I haven't seen undiluted Pool Time trichlor in several years, but if it's available to you, that's fine. The best prices I know of, for most of the country, are the Pool Brand dichlor (50#) or trichlor (40#) sold by Sams Club in many areas. The last time I checked, Costco was selling only diluted products, that should be avoided.
PoolDoc / Ben
"Don't put liquid chlorine in with the pucks"
I have a floater, so if the pucks go anywhere, it's in the floater.
If I put liq. chlorine in the pool. I pour it in at the deepest part of the pool slowly with the pool pump on for at least an hour, same with muratic acid.
I guess I don't understand how you could put liq. chlorine in with the pucks? Is this with an in line puck holder?
plaster 20k gal kidney shaped swimming pool with spa Hayward Vac, Nautilus DE filter, Raypak RP2100 gas heater.
The most common way, that causes problems, is when pool owners have chlorine tabs in the skimmer basket, and pour bleach or add cal hypo through that same basket.
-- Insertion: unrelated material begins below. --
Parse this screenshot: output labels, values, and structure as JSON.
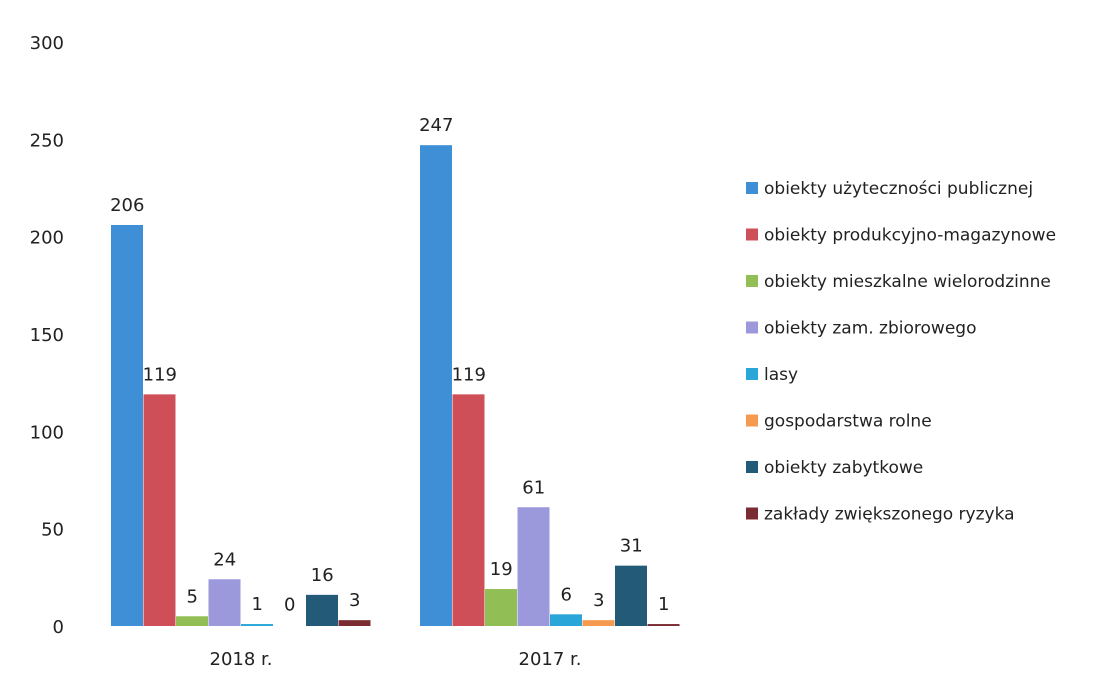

Some years back, a PoolForum user reported doing this. He turned his back and started to walk away, only to here a KAPOW! When he turned back, his neighbor was pointing up in the air. When he looked up, he saw a small white skimmer lid that was beginning to fall back! Or at least, that's how I recall it. I believe that post may have been before 2006, so it would have been lost in the forum crash I had.